The Windham Board of Selectmen established the committee in 2015 to look at ways to improve parts of the common area in town.

The overall project includes improving areas near the historic Town Hall, the Armstrong Building, Community Development Building, town pound, Veterans Memorial and the grassy common area behind the senior center and Bartley building.

Sidewalks, LED light poles, trees, gardens, and updated parking areas are also part of the plan.

Committee co-chairman Peter Griffin said the project also includes the construction of a new cast iron aluminum bridge over Collins Brook that will replace the current structure that is aging and not handicapped accessible.

A fundraising campaign, the Bridge to Beautification, is underway to support this phase of the overall plan.

Conceptual renderings of the Town Common project were displayed at the common's gazebo. Other committee members are co-chairman Kathleen DiFruscia, Frank Farmer, Siri Wilbur, Cheryl Haas and David Sullivan.

Sullivan, Windham's town administrator, said a lot of work has already been done over the past several years, including a lot of brush clearing near the culvert under Route 111 that uncovered hidden and intricate field stone.

In November of 2018, the Veterans Memorial area was dedicated.

"It's coming along very nicely," Sullivan said. "Our hope is to make it a more defined town center. It's a great project."

Rex Norman, Windham's community development director, said the project will help Windham have a true town center.

"We need to make it a focal point of the town," he said.

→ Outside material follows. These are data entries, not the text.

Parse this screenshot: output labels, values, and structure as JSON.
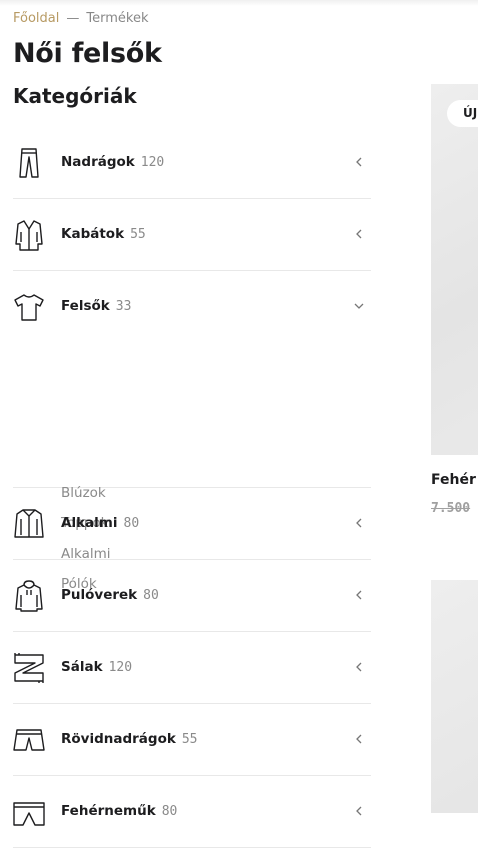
{
  "breadcrumb": {
    "home": "Főoldal",
    "separator": "—",
    "current": "Termékek"
  },
  "page_title": "Női felsők",
  "categories_heading": "Kategóriák",
  "categories": [
    {
      "label": "Nadrágok",
      "count": "120",
      "icon": "pants-icon",
      "arrow": "chevron-left-icon"
    },
    {
      "label": "Kabátok",
      "count": "55",
      "icon": "coat-icon",
      "arrow": "chevron-left-icon"
    },
    {
      "label": "Felsők",
      "count": "33",
      "icon": "tshirt-icon",
      "arrow": "chevron-down-icon",
      "expanded": true,
      "subcategories": [
        "Blúzok",
        "Toppok",
        "Alkalmi",
        "Pólók"
      ]
    },
    {
      "label": "Alkalmi",
      "count": "80",
      "icon": "shirt-icon",
      "arrow": "chevron-left-icon"
    },
    {
      "label": "Pulóverek",
      "count": "80",
      "icon": "hoodie-icon",
      "arrow": "chevron-left-icon"
    },
    {
      "label": "Sálak",
      "count": "120",
      "icon": "scarf-icon",
      "arrow": "chevron-left-icon"
    },
    {
      "label": "Rövidnadrágok",
      "count": "55",
      "icon": "shorts-icon",
      "arrow": "chevron-left-icon"
    },
    {
      "label": "Fehérneműk",
      "count": "80",
      "icon": "underwear-icon",
      "arrow": "chevron-left-icon"
    }
  ],
  "products": [
    {
      "badge": "ÚJ",
      "name": "Fehér",
      "old_price": "7.500"
    }
  ],
  "colors": {
    "breadcrumb_home": "#b79a63",
    "muted": "#8a8a8a",
    "text": "#1d1d1f"
  }
}
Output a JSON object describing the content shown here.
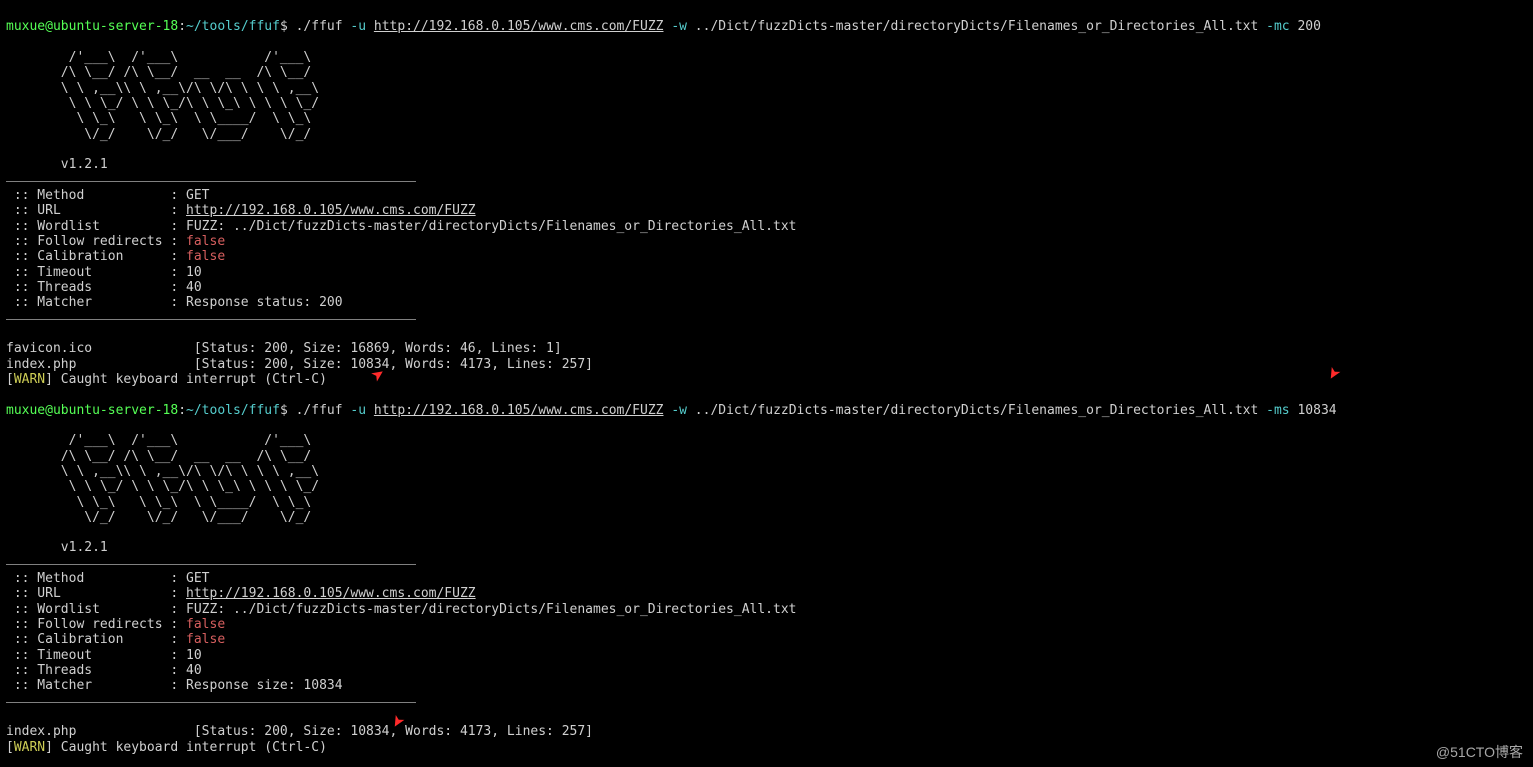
{
  "prompt": {
    "user": "muxue",
    "host": "ubuntu-server-18",
    "cwd": "~/tools/ffuf",
    "sep": "$"
  },
  "cmd1": {
    "bin": "./ffuf",
    "flag_u": "-u",
    "url": "http://192.168.0.105/www.cms.com/FUZZ",
    "flag_w": "-w",
    "wordlist": "../Dict/fuzzDicts-master/directoryDicts/Filenames_or_Directories_All.txt",
    "flag_extra": "-mc",
    "extra_val": "200"
  },
  "cmd2": {
    "bin": "./ffuf",
    "flag_u": "-u",
    "url": "http://192.168.0.105/www.cms.com/FUZZ",
    "flag_w": "-w",
    "wordlist": "../Dict/fuzzDicts-master/directoryDicts/Filenames_or_Directories_All.txt",
    "flag_extra": "-ms",
    "extra_val": "10834"
  },
  "ascii": {
    "l1": "        /'___\\  /'___\\           /'___\\       ",
    "l2": "       /\\ \\__/ /\\ \\__/  __  __  /\\ \\__/       ",
    "l3": "       \\ \\ ,__\\\\ \\ ,__\\/\\ \\/\\ \\ \\ \\ ,__\\      ",
    "l4": "        \\ \\ \\_/ \\ \\ \\_/\\ \\ \\_\\ \\ \\ \\ \\_/      ",
    "l5": "         \\ \\_\\   \\ \\_\\  \\ \\____/  \\ \\_\\       ",
    "l6": "          \\/_/    \\/_/   \\/___/    \\/_/       ",
    "version": "       v1.2.1"
  },
  "config1": {
    "method_k": " :: Method           :",
    "method_v": " GET",
    "url_k": " :: URL              :",
    "url_v": " http://192.168.0.105/www.cms.com/FUZZ",
    "wl_k": " :: Wordlist         :",
    "wl_v": " FUZZ: ../Dict/fuzzDicts-master/directoryDicts/Filenames_or_Directories_All.txt",
    "fr_k": " :: Follow redirects :",
    "fr_v": " false",
    "cal_k": " :: Calibration      :",
    "cal_v": " false",
    "to_k": " :: Timeout          :",
    "to_v": " 10",
    "th_k": " :: Threads          :",
    "th_v": " 40",
    "ma_k": " :: Matcher          :",
    "ma_v": " Response status: 200"
  },
  "config2": {
    "method_k": " :: Method           :",
    "method_v": " GET",
    "url_k": " :: URL              :",
    "url_v": " http://192.168.0.105/www.cms.com/FUZZ",
    "wl_k": " :: Wordlist         :",
    "wl_v": " FUZZ: ../Dict/fuzzDicts-master/directoryDicts/Filenames_or_Directories_All.txt",
    "fr_k": " :: Follow redirects :",
    "fr_v": " false",
    "cal_k": " :: Calibration      :",
    "cal_v": " false",
    "to_k": " :: Timeout          :",
    "to_v": " 10",
    "th_k": " :: Threads          :",
    "th_v": " 40",
    "ma_k": " :: Matcher          :",
    "ma_v": " Response size: 10834"
  },
  "results1": {
    "r1_name": "favicon.ico             ",
    "r1_stat": "[Status: 200, Size: 16869, Words: 46, Lines: 1]",
    "r2_name": "index.php               ",
    "r2_stat": "[Status: 200, Size: 10834, Words: 4173, Lines: 257]"
  },
  "results2": {
    "r1_name": "index.php               ",
    "r1_stat": "[Status: 200, Size: 10834, Words: 4173, Lines: 257]"
  },
  "warn": {
    "open": "[",
    "tag": "WARN",
    "close": "] Caught keyboard interrupt (Ctrl-C)"
  },
  "watermark": "@51CTO博客"
}
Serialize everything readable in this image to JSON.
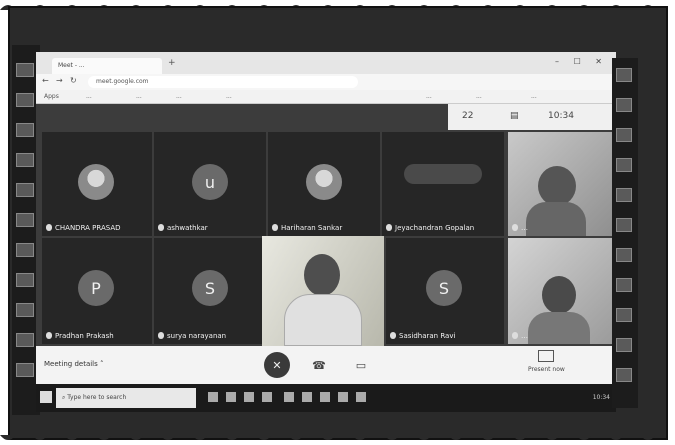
{
  "browser": {
    "tab_title": "Meet - ...",
    "url": "meet.google.com",
    "bookmarks": [
      "Apps",
      "...",
      "...",
      "...",
      "..."
    ],
    "bookmarks_right": [
      "...",
      "...",
      "..."
    ]
  },
  "meet": {
    "header": {
      "people_count": "22",
      "time": "10:34"
    },
    "participants": [
      {
        "name": "CHANDRA PRASAD",
        "initial": "",
        "kind": "photo"
      },
      {
        "name": "ashwathkar",
        "initial": "u",
        "kind": "initial"
      },
      {
        "name": "Hariharan Sankar",
        "initial": "",
        "kind": "photo"
      },
      {
        "name": "Jeyachandran Gopalan",
        "initial": "",
        "kind": "photo"
      },
      {
        "name": "…",
        "initial": "",
        "kind": "video"
      },
      {
        "name": "Pradhan Prakash",
        "initial": "P",
        "kind": "initial"
      },
      {
        "name": "surya narayanan",
        "initial": "S",
        "kind": "initial"
      },
      {
        "name": "",
        "initial": "",
        "kind": "video-main"
      },
      {
        "name": "Sasidharan Ravi",
        "initial": "S",
        "kind": "initial"
      },
      {
        "name": "…",
        "initial": "",
        "kind": "video"
      }
    ],
    "bottom": {
      "meeting_details": "Meeting details",
      "present_label": "Present now"
    }
  },
  "taskbar": {
    "search_placeholder": "Type here to search",
    "clock": "10:34"
  },
  "colors": {
    "screen_bg": "#3c3c3c",
    "tile_bg": "#262626",
    "frame": "#2a2a2a"
  },
  "icons": [
    "microphone-off-icon",
    "phone-hangup-icon",
    "camera-icon",
    "present-screen-icon",
    "people-icon",
    "chat-icon",
    "windows-start-icon",
    "search-icon"
  ]
}
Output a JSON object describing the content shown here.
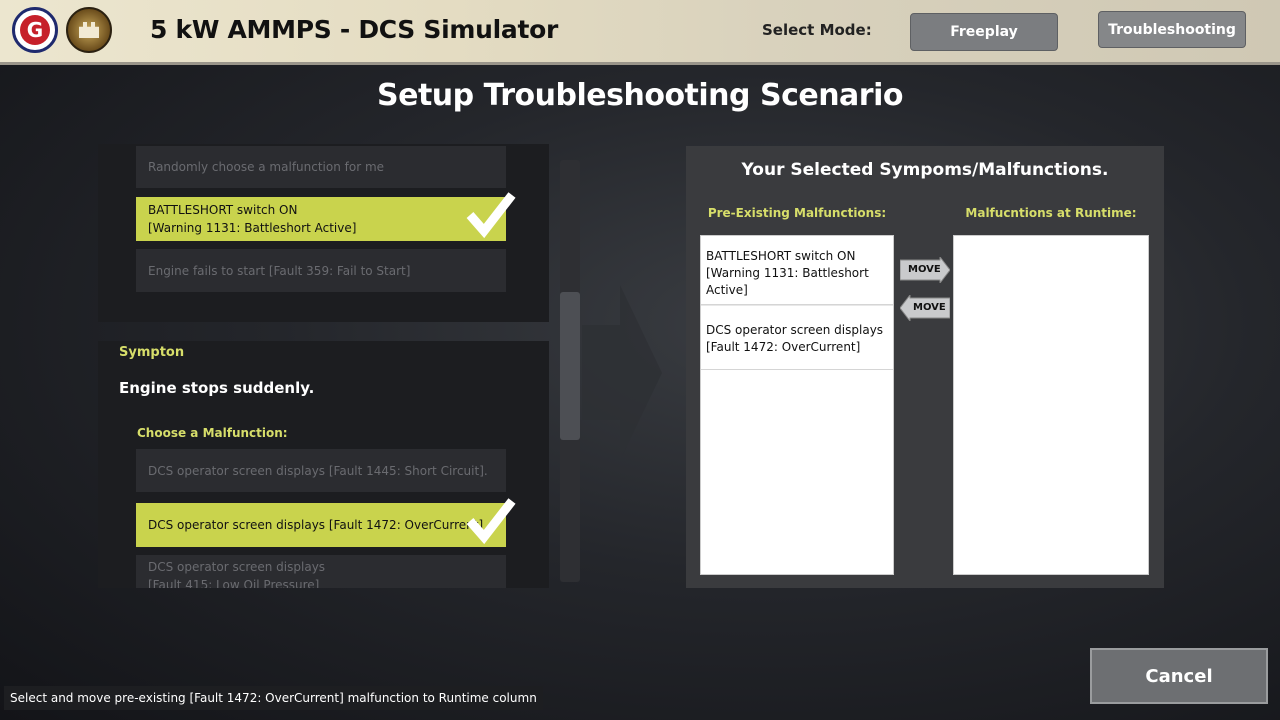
{
  "header": {
    "title": "5 kW AMMPS - DCS Simulator",
    "logo_left": {
      "glyph": "G",
      "icon": "g-emblem-logo",
      "color": "#c6202a"
    },
    "logo_right": {
      "icon": "castle-emblem-logo"
    },
    "select_mode_label": "Select Mode:",
    "modes": [
      {
        "label": "Freeplay",
        "active": false
      },
      {
        "label": "Troubleshooting",
        "active": true
      }
    ]
  },
  "page_title": "Setup Troubleshooting Scenario",
  "top_options": [
    {
      "text": "Randomly choose a malfunction for me",
      "selected": false
    },
    {
      "text": "BATTLESHORT switch ON\n[Warning 1131: Battleshort Active]",
      "line1": "BATTLESHORT switch ON",
      "line2": "[Warning 1131: Battleshort Active]",
      "selected": true
    },
    {
      "text": "Engine fails to start [Fault 359: Fail to Start]",
      "selected": false
    }
  ],
  "symptom": {
    "label": "Sympton",
    "text": "Engine stops suddenly.",
    "choose_label": "Choose a Malfunction:",
    "options": [
      {
        "text": "DCS operator screen displays [Fault 1445: Short Circuit].",
        "selected": false
      },
      {
        "text": "DCS operator screen displays [Fault 1472: OverCurrent]",
        "selected": true
      },
      {
        "line1": "DCS operator screen displays",
        "line2": "[Fault 415: Low Oil Pressure]",
        "selected": false
      }
    ]
  },
  "selected_panel": {
    "title": "Your Selected Sympoms/Malfunctions.",
    "pre_existing_label": "Pre-Existing Malfunctions:",
    "runtime_label": "Malfucntions at Runtime:",
    "pre_existing_items": [
      {
        "line1": "BATTLESHORT switch ON",
        "line2": "[Warning 1131: Battleshort",
        "line3": "Active]"
      },
      {
        "line1": "DCS operator screen displays",
        "line2": "[Fault 1472: OverCurrent]"
      }
    ],
    "runtime_items": [],
    "move_right_label": "MOVE",
    "move_left_label": "MOVE"
  },
  "cancel_label": "Cancel",
  "status_text": "Select and move pre-existing [Fault 1472: OverCurrent] malfunction to Runtime column",
  "colors": {
    "accent": "#c9d34d",
    "accent_text": "#d7de6a",
    "dim_option": "#2b2c30",
    "button_gray": "#7b7d80"
  }
}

Griffin noted that Windham has some very historic buildings that are integral parts of the plan. He said the current town hall building is perhaps the most historic in the community, constructed by residents in the 18th century as sort of a "barn-raising" effort. What is now the community development building was the community's first fire station. And the Armstrong building, now the town museum, once served as a town library and is now listed on the National Register of Historic Places for both architecture and its history in the community.

Even the town pound will get enhancements, Griffin said. Clearing and improvements planned near the stony enclosure open up sight lines for drivers, coming into the town center, from North Lowell Road.

Haas, also Windham's recreation director, said she is excited for the project as it will also offer more opportunities for activities and events to be planned.

"It's nice to have an actual Town Common to keep the character of the town," Haas said.

Griffin said the project is a long time in the making.

"This whole area was forgotten," he said. "The thread running through this whole project is the history of the buildings that run through this town center."

The new bridge may cost approximately $40,000, Griffin said, but once in place the structure will be maintenance free with a galvanized metal finish.

Donor opportunities to support the bridge include: $10,000 for gold sponsorship; $5,000 for silver, and $2,500 for bronze, with those donors to be recognized on a plaque near the new bridge. Griffin said all levels of support are welcome.